Irak se despertó ayer consternado, intentando superar la resaca sangrienta de 95 muertos y más de 600 heridos en la cadena de atentados que el miércoles sacudió una zona especialmente protegida de la capital. Los ciudadanos, entre indignados y todavía incrédulos por lo ocurrido, arremetían ayer contra sus fuerzas de seguridad, recriminándoles su supuesta incompetencia para defenderlos.

La del miércoles fue la jornada más sangrienta de este año y llegó justo dos meses después de que las tropas de Estados Unidos se retiraran de las principales ciudades del país para dejar la seguridad a las fuerzas locales.

Pese a intentarlo, ayer no fue una jornada normal en Bagdad.
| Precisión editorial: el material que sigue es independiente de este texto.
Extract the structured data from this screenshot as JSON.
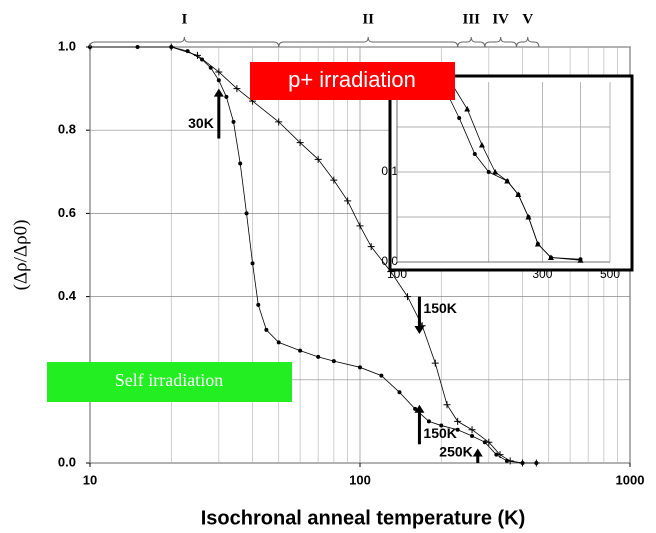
{
  "chart_data": {
    "type": "scatter",
    "xlabel": "Isochronal anneal temperature (K)",
    "ylabel": "(Δρ/Δρ0)",
    "xscale": "log",
    "xlim": [
      10,
      1000
    ],
    "xticks": [
      10,
      100,
      1000
    ],
    "ylim": [
      0,
      1
    ],
    "yticks": [
      {
        "value": 0,
        "label": "0.0"
      },
      {
        "value": 0.2,
        "label": "0.2"
      },
      {
        "value": 0.4,
        "label": "0.4"
      },
      {
        "value": 0.6,
        "label": "0.6"
      },
      {
        "value": 0.8,
        "label": "0.8"
      },
      {
        "value": 1,
        "label": "1.0"
      }
    ],
    "grid": true,
    "series": [
      {
        "marker": "circle",
        "color": "#000000",
        "x": [
          10,
          15,
          20,
          23,
          26,
          28,
          30,
          32,
          34,
          36,
          38,
          40,
          42,
          45,
          50,
          60,
          70,
          80,
          100,
          120,
          140,
          160,
          180,
          200,
          230,
          260,
          290,
          320,
          350,
          400,
          450
        ],
        "values": [
          1.0,
          1.0,
          1.0,
          0.99,
          0.97,
          0.95,
          0.92,
          0.88,
          0.82,
          0.72,
          0.6,
          0.48,
          0.38,
          0.32,
          0.29,
          0.27,
          0.255,
          0.245,
          0.23,
          0.21,
          0.17,
          0.13,
          0.1,
          0.09,
          0.08,
          0.065,
          0.05,
          0.02,
          0.005,
          0.0,
          0.0
        ]
      },
      {
        "marker": "plus",
        "color": "#000000",
        "x": [
          10,
          20,
          25,
          30,
          35,
          40,
          50,
          60,
          70,
          80,
          90,
          100,
          110,
          130,
          150,
          170,
          190,
          210,
          230,
          260,
          300,
          330,
          360,
          400,
          450
        ],
        "values": [
          1.0,
          1.0,
          0.98,
          0.94,
          0.9,
          0.87,
          0.82,
          0.77,
          0.73,
          0.68,
          0.63,
          0.57,
          0.52,
          0.46,
          0.4,
          0.33,
          0.24,
          0.14,
          0.1,
          0.08,
          0.05,
          0.02,
          0.005,
          0.0,
          0.0
        ]
      }
    ],
    "stages": [
      {
        "label": "I",
        "range": [
          10,
          50
        ]
      },
      {
        "label": "II",
        "range": [
          50,
          230
        ]
      },
      {
        "label": "III",
        "range": [
          230,
          290
        ]
      },
      {
        "label": "IV",
        "range": [
          290,
          380
        ]
      },
      {
        "label": "V",
        "range": [
          380,
          460
        ]
      }
    ],
    "annotations": [
      {
        "text": "30K",
        "x": 30,
        "from": 0.78,
        "to": 0.9
      },
      {
        "text": "150K",
        "x": 166,
        "from": 0.4,
        "to": 0.31
      },
      {
        "text": "150K",
        "x": 166,
        "from": 0.045,
        "to": 0.14
      },
      {
        "text": "250K",
        "x": 273,
        "from": 0.0,
        "to": 0.035
      }
    ],
    "labels": {
      "proton": "p+ irradiation",
      "self": "Self irradiation"
    },
    "inset": {
      "xscale": "log",
      "xlim": [
        100,
        500
      ],
      "xticks": [
        100,
        300,
        500
      ],
      "ylim": [
        0,
        0.2
      ],
      "yticks": [
        {
          "value": 0,
          "label": "0.0"
        },
        {
          "value": 0.1,
          "label": "0.1"
        }
      ],
      "series": [
        {
          "marker": "triangle",
          "color": "#000000",
          "x": [
            150,
            170,
            190,
            210,
            230,
            250,
            270,
            290,
            320,
            400
          ],
          "values": [
            0.2,
            0.17,
            0.13,
            0.1,
            0.09,
            0.075,
            0.05,
            0.02,
            0.005,
            0.002
          ]
        },
        {
          "marker": "circle",
          "color": "#000000",
          "x": [
            140,
            160,
            180,
            200,
            230,
            250,
            270,
            290,
            320,
            400
          ],
          "values": [
            0.2,
            0.16,
            0.12,
            0.1,
            0.09,
            0.075,
            0.05,
            0.02,
            0.005,
            0.003
          ]
        }
      ]
    }
  }
}
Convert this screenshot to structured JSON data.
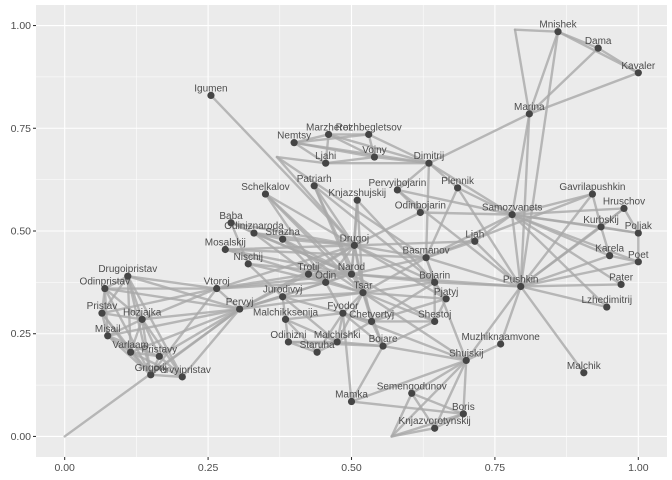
{
  "chart_data": {
    "type": "network",
    "xlim": [
      -0.05,
      1.05
    ],
    "ylim": [
      -0.05,
      1.05
    ],
    "x_ticks": [
      "0.00",
      "0.25",
      "0.50",
      "0.75",
      "1.00"
    ],
    "y_ticks": [
      "0.00",
      "0.25",
      "0.50",
      "0.75",
      "1.00"
    ],
    "grid": true,
    "nodes": [
      {
        "name": "Mnishek",
        "x": 0.86,
        "y": 0.985
      },
      {
        "name": "Dama",
        "x": 0.93,
        "y": 0.945
      },
      {
        "name": "Kavaler",
        "x": 1.0,
        "y": 0.885
      },
      {
        "name": "Igumen",
        "x": 0.255,
        "y": 0.83
      },
      {
        "name": "Marina",
        "x": 0.81,
        "y": 0.785
      },
      {
        "name": "Nemtsy",
        "x": 0.4,
        "y": 0.715
      },
      {
        "name": "Marzheret",
        "x": 0.46,
        "y": 0.735
      },
      {
        "name": "Rozhbegletsov",
        "x": 0.53,
        "y": 0.735
      },
      {
        "name": "Voiny",
        "x": 0.54,
        "y": 0.68
      },
      {
        "name": "Ljahi",
        "x": 0.455,
        "y": 0.665
      },
      {
        "name": "Dimitrij",
        "x": 0.635,
        "y": 0.665
      },
      {
        "name": "Patriarh",
        "x": 0.435,
        "y": 0.61
      },
      {
        "name": "Pervyibojarin",
        "x": 0.58,
        "y": 0.6
      },
      {
        "name": "Knjazshujskij",
        "x": 0.51,
        "y": 0.575
      },
      {
        "name": "Plennik",
        "x": 0.685,
        "y": 0.605
      },
      {
        "name": "Gavrilapushkin",
        "x": 0.92,
        "y": 0.59
      },
      {
        "name": "Schelkalov",
        "x": 0.35,
        "y": 0.59
      },
      {
        "name": "Odinbojarin",
        "x": 0.62,
        "y": 0.545
      },
      {
        "name": "Samozvanets",
        "x": 0.78,
        "y": 0.54
      },
      {
        "name": "Hruschov",
        "x": 0.975,
        "y": 0.555
      },
      {
        "name": "Baba",
        "x": 0.29,
        "y": 0.52
      },
      {
        "name": "Kurbskij",
        "x": 0.935,
        "y": 0.51
      },
      {
        "name": "Poljak",
        "x": 1.0,
        "y": 0.495
      },
      {
        "name": "Odiniznaroda",
        "x": 0.33,
        "y": 0.495
      },
      {
        "name": "Strazha",
        "x": 0.38,
        "y": 0.48
      },
      {
        "name": "Drugoj",
        "x": 0.505,
        "y": 0.465
      },
      {
        "name": "Ljah",
        "x": 0.715,
        "y": 0.475
      },
      {
        "name": "Mosalskij",
        "x": 0.28,
        "y": 0.455
      },
      {
        "name": "Basmanov",
        "x": 0.63,
        "y": 0.435
      },
      {
        "name": "Karela",
        "x": 0.95,
        "y": 0.44
      },
      {
        "name": "Poet",
        "x": 1.0,
        "y": 0.425
      },
      {
        "name": "Nischij",
        "x": 0.32,
        "y": 0.42
      },
      {
        "name": "Trotij",
        "x": 0.425,
        "y": 0.395
      },
      {
        "name": "Narod",
        "x": 0.5,
        "y": 0.395
      },
      {
        "name": "Odin",
        "x": 0.455,
        "y": 0.375
      },
      {
        "name": "Drugoipristav",
        "x": 0.11,
        "y": 0.39
      },
      {
        "name": "Vtoroj",
        "x": 0.265,
        "y": 0.36
      },
      {
        "name": "Bojarin",
        "x": 0.645,
        "y": 0.375
      },
      {
        "name": "Pater",
        "x": 0.97,
        "y": 0.37
      },
      {
        "name": "Pushkin",
        "x": 0.795,
        "y": 0.365
      },
      {
        "name": "Odinpristav",
        "x": 0.07,
        "y": 0.36
      },
      {
        "name": "Tsar",
        "x": 0.52,
        "y": 0.35
      },
      {
        "name": "Jurodivyj",
        "x": 0.38,
        "y": 0.34
      },
      {
        "name": "Pjatyj",
        "x": 0.665,
        "y": 0.335
      },
      {
        "name": "Pervyj",
        "x": 0.305,
        "y": 0.31
      },
      {
        "name": "Lzhedimitrij",
        "x": 0.945,
        "y": 0.315
      },
      {
        "name": "Fyodor",
        "x": 0.485,
        "y": 0.3
      },
      {
        "name": "Pristav",
        "x": 0.065,
        "y": 0.3
      },
      {
        "name": "Chetvertyj",
        "x": 0.535,
        "y": 0.28
      },
      {
        "name": "Hozjajka",
        "x": 0.135,
        "y": 0.285
      },
      {
        "name": "Malchikksenija",
        "x": 0.385,
        "y": 0.285
      },
      {
        "name": "Shestoj",
        "x": 0.645,
        "y": 0.28
      },
      {
        "name": "Misail",
        "x": 0.075,
        "y": 0.245
      },
      {
        "name": "Odinizni",
        "x": 0.39,
        "y": 0.23
      },
      {
        "name": "Malchishki",
        "x": 0.475,
        "y": 0.23
      },
      {
        "name": "Bojare",
        "x": 0.555,
        "y": 0.22
      },
      {
        "name": "Muzhiknaamvone",
        "x": 0.76,
        "y": 0.225
      },
      {
        "name": "Staruha",
        "x": 0.44,
        "y": 0.205
      },
      {
        "name": "Varlaam",
        "x": 0.115,
        "y": 0.205
      },
      {
        "name": "Pristavy",
        "x": 0.165,
        "y": 0.195
      },
      {
        "name": "Shujskij",
        "x": 0.7,
        "y": 0.185
      },
      {
        "name": "Grigorij",
        "x": 0.15,
        "y": 0.15
      },
      {
        "name": "Pervyipristav",
        "x": 0.205,
        "y": 0.145
      },
      {
        "name": "Malchik",
        "x": 0.905,
        "y": 0.155
      },
      {
        "name": "Semengodunov",
        "x": 0.605,
        "y": 0.105
      },
      {
        "name": "Mamka",
        "x": 0.5,
        "y": 0.085
      },
      {
        "name": "Boris",
        "x": 0.695,
        "y": 0.055
      },
      {
        "name": "Knjazvorotynskij",
        "x": 0.645,
        "y": 0.02
      }
    ],
    "edges": [
      [
        "Marina",
        "Mnishek"
      ],
      [
        "Marina",
        "Dama"
      ],
      [
        "Marina",
        "Kavaler"
      ],
      [
        "Mnishek",
        "Dama"
      ],
      [
        "Mnishek",
        "Kavaler"
      ],
      [
        "Dama",
        "Kavaler"
      ],
      [
        "Marina",
        "Samozvanets"
      ],
      [
        "Marina",
        "Pushkin"
      ],
      [
        "Marina",
        "Dimitrij"
      ],
      [
        "Mnishek",
        "Pushkin"
      ],
      [
        "Igumen",
        "Drugoj"
      ],
      [
        "Nemtsy",
        "Marzheret"
      ],
      [
        "Nemtsy",
        "Rozhbegletsov"
      ],
      [
        "Nemtsy",
        "Voiny"
      ],
      [
        "Nemtsy",
        "Dimitrij"
      ],
      [
        "Nemtsy",
        "Ljahi"
      ],
      [
        "Marzheret",
        "Rozhbegletsov"
      ],
      [
        "Marzheret",
        "Voiny"
      ],
      [
        "Marzheret",
        "Dimitrij"
      ],
      [
        "Marzheret",
        "Ljahi"
      ],
      [
        "Rozhbegletsov",
        "Voiny"
      ],
      [
        "Rozhbegletsov",
        "Dimitrij"
      ],
      [
        "Voiny",
        "Dimitrij"
      ],
      [
        "Ljahi",
        "Dimitrij"
      ],
      [
        "Ljahi",
        "Voiny"
      ],
      [
        "Dimitrij",
        "Plennik"
      ],
      [
        "Dimitrij",
        "Pervyibojarin"
      ],
      [
        "Dimitrij",
        "Basmanov"
      ],
      [
        "Dimitrij",
        "Samozvanets"
      ],
      [
        "Patriarh",
        "Tsar"
      ],
      [
        "Patriarh",
        "Drugoj"
      ],
      [
        "Patriarh",
        "Narod"
      ],
      [
        "Patriarh",
        "Bojarin"
      ],
      [
        "Knjazshujskij",
        "Tsar"
      ],
      [
        "Knjazshujskij",
        "Narod"
      ],
      [
        "Knjazshujskij",
        "Drugoj"
      ],
      [
        "Knjazshujskij",
        "Bojarin"
      ],
      [
        "Pervyibojarin",
        "Samozvanets"
      ],
      [
        "Pervyibojarin",
        "Pushkin"
      ],
      [
        "Pervyibojarin",
        "Odinbojarin"
      ],
      [
        "Plennik",
        "Samozvanets"
      ],
      [
        "Plennik",
        "Basmanov"
      ],
      [
        "Plennik",
        "Pushkin"
      ],
      [
        "Samozvanets",
        "Gavrilapushkin"
      ],
      [
        "Samozvanets",
        "Hruschov"
      ],
      [
        "Samozvanets",
        "Kurbskij"
      ],
      [
        "Samozvanets",
        "Poljak"
      ],
      [
        "Samozvanets",
        "Karela"
      ],
      [
        "Samozvanets",
        "Poet"
      ],
      [
        "Samozvanets",
        "Pater"
      ],
      [
        "Samozvanets",
        "Lzhedimitrij"
      ],
      [
        "Samozvanets",
        "Ljah"
      ],
      [
        "Samozvanets",
        "Basmanov"
      ],
      [
        "Samozvanets",
        "Pushkin"
      ],
      [
        "Samozvanets",
        "Odinbojarin"
      ],
      [
        "Gavrilapushkin",
        "Kurbskij"
      ],
      [
        "Gavrilapushkin",
        "Pushkin"
      ],
      [
        "Gavrilapushkin",
        "Basmanov"
      ],
      [
        "Hruschov",
        "Kurbskij"
      ],
      [
        "Hruschov",
        "Poljak"
      ],
      [
        "Kurbskij",
        "Poljak"
      ],
      [
        "Kurbskij",
        "Karela"
      ],
      [
        "Kurbskij",
        "Pushkin"
      ],
      [
        "Poljak",
        "Poet"
      ],
      [
        "Karela",
        "Poet"
      ],
      [
        "Karela",
        "Pushkin"
      ],
      [
        "Pater",
        "Pushkin"
      ],
      [
        "Lzhedimitrij",
        "Pushkin"
      ],
      [
        "Poet",
        "Pushkin"
      ],
      [
        "Hruschov",
        "Pushkin"
      ],
      [
        "Pushkin",
        "Basmanov"
      ],
      [
        "Pushkin",
        "Shujskij"
      ],
      [
        "Pushkin",
        "Malchik"
      ],
      [
        "Pushkin",
        "Muzhiknaamvone"
      ],
      [
        "Pushkin",
        "Narod"
      ],
      [
        "Pushkin",
        "Bojarin"
      ],
      [
        "Pushkin",
        "Ljah"
      ],
      [
        "Ljah",
        "Drugoj"
      ],
      [
        "Ljah",
        "Basmanov"
      ],
      [
        "Schelkalov",
        "Narod"
      ],
      [
        "Schelkalov",
        "Drugoj"
      ],
      [
        "Schelkalov",
        "Tsar"
      ],
      [
        "Schelkalov",
        "Odin"
      ],
      [
        "Baba",
        "Odiniznaroda"
      ],
      [
        "Baba",
        "Drugoj"
      ],
      [
        "Baba",
        "Narod"
      ],
      [
        "Baba",
        "Nischij"
      ],
      [
        "Odiniznaroda",
        "Drugoj"
      ],
      [
        "Odiniznaroda",
        "Strazha"
      ],
      [
        "Odiniznaroda",
        "Narod"
      ],
      [
        "Odiniznaroda",
        "Trotij"
      ],
      [
        "Strazha",
        "Narod"
      ],
      [
        "Strazha",
        "Odin"
      ],
      [
        "Strazha",
        "Drugoj"
      ],
      [
        "Strazha",
        "Tsar"
      ],
      [
        "Mosalskij",
        "Narod"
      ],
      [
        "Mosalskij",
        "Drugoj"
      ],
      [
        "Mosalskij",
        "Trotij"
      ],
      [
        "Mosalskij",
        "Basmanov"
      ],
      [
        "Nischij",
        "Narod"
      ],
      [
        "Nischij",
        "Odin"
      ],
      [
        "Nischij",
        "Jurodivyj"
      ],
      [
        "Drugoj",
        "Narod"
      ],
      [
        "Drugoj",
        "Odin"
      ],
      [
        "Drugoj",
        "Trotij"
      ],
      [
        "Drugoj",
        "Tsar"
      ],
      [
        "Drugoj",
        "Basmanov"
      ],
      [
        "Drugoj",
        "Odinbojarin"
      ],
      [
        "Drugoj",
        "Bojarin"
      ],
      [
        "Drugoj",
        "Chetvertyj"
      ],
      [
        "Drugoj",
        "Pjatyj"
      ],
      [
        "Trotij",
        "Odin"
      ],
      [
        "Trotij",
        "Narod"
      ],
      [
        "Trotij",
        "Tsar"
      ],
      [
        "Trotij",
        "Vtoroj"
      ],
      [
        "Trotij",
        "Pervyj"
      ],
      [
        "Narod",
        "Odin"
      ],
      [
        "Narod",
        "Tsar"
      ],
      [
        "Narod",
        "Bojarin"
      ],
      [
        "Narod",
        "Basmanov"
      ],
      [
        "Narod",
        "Shestoj"
      ],
      [
        "Odin",
        "Tsar"
      ],
      [
        "Odin",
        "Fyodor"
      ],
      [
        "Odin",
        "Vtoroj"
      ],
      [
        "Odin",
        "Pervyj"
      ],
      [
        "Tsar",
        "Basmanov"
      ],
      [
        "Tsar",
        "Bojarin"
      ],
      [
        "Tsar",
        "Fyodor"
      ],
      [
        "Tsar",
        "Chetvertyj"
      ],
      [
        "Tsar",
        "Pjatyj"
      ],
      [
        "Tsar",
        "Shestoj"
      ],
      [
        "Tsar",
        "Shujskij"
      ],
      [
        "Tsar",
        "Malchishki"
      ],
      [
        "Tsar",
        "Jurodivyj"
      ],
      [
        "Tsar",
        "Bojare"
      ],
      [
        "Bojarin",
        "Pjatyj"
      ],
      [
        "Bojarin",
        "Shestoj"
      ],
      [
        "Bojarin",
        "Chetvertyj"
      ],
      [
        "Bojarin",
        "Basmanov"
      ],
      [
        "Pjatyj",
        "Shestoj"
      ],
      [
        "Pjatyj",
        "Chetvertyj"
      ],
      [
        "Shestoj",
        "Chetvertyj"
      ],
      [
        "Fyodor",
        "Chetvertyj"
      ],
      [
        "Fyodor",
        "Bojare"
      ],
      [
        "Fyodor",
        "Staruha"
      ],
      [
        "Fyodor",
        "Malchishki"
      ],
      [
        "Fyodor",
        "Shujskij"
      ],
      [
        "Jurodivyj",
        "Malchishki"
      ],
      [
        "Jurodivyj",
        "Pervyj"
      ],
      [
        "Jurodivyj",
        "Malchikksenija"
      ],
      [
        "Jurodivyj",
        "Chetvertyj"
      ],
      [
        "Malchikksenija",
        "Odinizni"
      ],
      [
        "Malchikksenija",
        "Staruha"
      ],
      [
        "Malchikksenija",
        "Malchishki"
      ],
      [
        "Malchikksenija",
        "Fyodor"
      ],
      [
        "Odinizni",
        "Staruha"
      ],
      [
        "Odinizni",
        "Malchishki"
      ],
      [
        "Odinizni",
        "Bojare"
      ],
      [
        "Malchishki",
        "Staruha"
      ],
      [
        "Malchishki",
        "Bojare"
      ],
      [
        "Malchishki",
        "Chetvertyj"
      ],
      [
        "Bojare",
        "Shujskij"
      ],
      [
        "Bojare",
        "Chetvertyj"
      ],
      [
        "Bojare",
        "Shestoj"
      ],
      [
        "Shujskij",
        "Semengodunov"
      ],
      [
        "Shujskij",
        "Boris"
      ],
      [
        "Shujskij",
        "Knjazvorotynskij"
      ],
      [
        "Shujskij",
        "Muzhiknaamvone"
      ],
      [
        "Shujskij",
        "Mamka"
      ],
      [
        "Shujskij",
        "Basmanov"
      ],
      [
        "Mamka",
        "Boris"
      ],
      [
        "Mamka",
        "Bojare"
      ],
      [
        "Mamka",
        "Fyodor"
      ],
      [
        "Boris",
        "Semengodunov"
      ],
      [
        "Boris",
        "Knjazvorotynskij"
      ],
      [
        "Semengodunov",
        "Knjazvorotynskij"
      ],
      [
        "Vtoroj",
        "Pervyj"
      ],
      [
        "Vtoroj",
        "Drugoipristav"
      ],
      [
        "Vtoroj",
        "Odinpristav"
      ],
      [
        "Vtoroj",
        "Pristav"
      ],
      [
        "Vtoroj",
        "Narod"
      ],
      [
        "Vtoroj",
        "Drugoj"
      ],
      [
        "Vtoroj",
        "Hozjajka"
      ],
      [
        "Vtoroj",
        "Grigorij"
      ],
      [
        "Pervyj",
        "Drugoj"
      ],
      [
        "Pervyj",
        "Narod"
      ],
      [
        "Pervyj",
        "Tsar"
      ],
      [
        "Pervyj",
        "Hozjajka"
      ],
      [
        "Pervyj",
        "Grigorij"
      ],
      [
        "Pervyj",
        "Misail"
      ],
      [
        "Pervyj",
        "Varlaam"
      ],
      [
        "Pervyj",
        "Pristavy"
      ],
      [
        "Pervyj",
        "Pervyipristav"
      ],
      [
        "Drugoipristav",
        "Odinpristav"
      ],
      [
        "Drugoipristav",
        "Pristav"
      ],
      [
        "Drugoipristav",
        "Hozjajka"
      ],
      [
        "Drugoipristav",
        "Grigorij"
      ],
      [
        "Drugoipristav",
        "Varlaam"
      ],
      [
        "Drugoipristav",
        "Pervyipristav"
      ],
      [
        "Drugoipristav",
        "Pervyj"
      ],
      [
        "Odinpristav",
        "Pristav"
      ],
      [
        "Odinpristav",
        "Hozjajka"
      ],
      [
        "Odinpristav",
        "Grigorij"
      ],
      [
        "Odinpristav",
        "Misail"
      ],
      [
        "Odinpristav",
        "Pervyj"
      ],
      [
        "Pristav",
        "Hozjajka"
      ],
      [
        "Pristav",
        "Grigorij"
      ],
      [
        "Pristav",
        "Misail"
      ],
      [
        "Pristav",
        "Varlaam"
      ],
      [
        "Hozjajka",
        "Grigorij"
      ],
      [
        "Hozjajka",
        "Misail"
      ],
      [
        "Hozjajka",
        "Varlaam"
      ],
      [
        "Hozjajka",
        "Pristavy"
      ],
      [
        "Hozjajka",
        "Pervyipristav"
      ],
      [
        "Misail",
        "Grigorij"
      ],
      [
        "Misail",
        "Varlaam"
      ],
      [
        "Misail",
        "Pristavy"
      ],
      [
        "Varlaam",
        "Grigorij"
      ],
      [
        "Varlaam",
        "Pristavy"
      ],
      [
        "Varlaam",
        "Pervyipristav"
      ],
      [
        "Grigorij",
        "Pristavy"
      ],
      [
        "Grigorij",
        "Pervyipristav"
      ],
      [
        "Pristavy",
        "Pervyipristav"
      ]
    ],
    "line_edges": [
      [
        0.0,
        0.0,
        0.305,
        0.31
      ],
      [
        0.37,
        0.68,
        0.455,
        0.665
      ],
      [
        0.37,
        0.68,
        0.63,
        0.435
      ],
      [
        0.37,
        0.68,
        0.505,
        0.465
      ],
      [
        0.785,
        0.99,
        0.86,
        0.985
      ],
      [
        0.785,
        0.99,
        0.81,
        0.785
      ],
      [
        0.57,
        0.0,
        0.7,
        0.185
      ],
      [
        0.57,
        0.0,
        0.645,
        0.02
      ],
      [
        0.57,
        0.0,
        0.605,
        0.105
      ],
      [
        0.57,
        0.0,
        0.695,
        0.055
      ]
    ]
  }
}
A diferencia de otros días, el mercado, habitualmente hasta la bandera, estaba desierto. Una estampa que daba cuenta del temor y la prudencia de los ciudadanos tras la masacre del miércoles.

El primer ministro de Irak, Nuri al Maliki, que tiene en la seguridad uno de sus principales desafíos, argumentó ayer que los atentados son una venganza de Al Qaeda tras el anuncio del Gobierno de retirar los muros de hormigón que salpican la ciudad a modo de protección.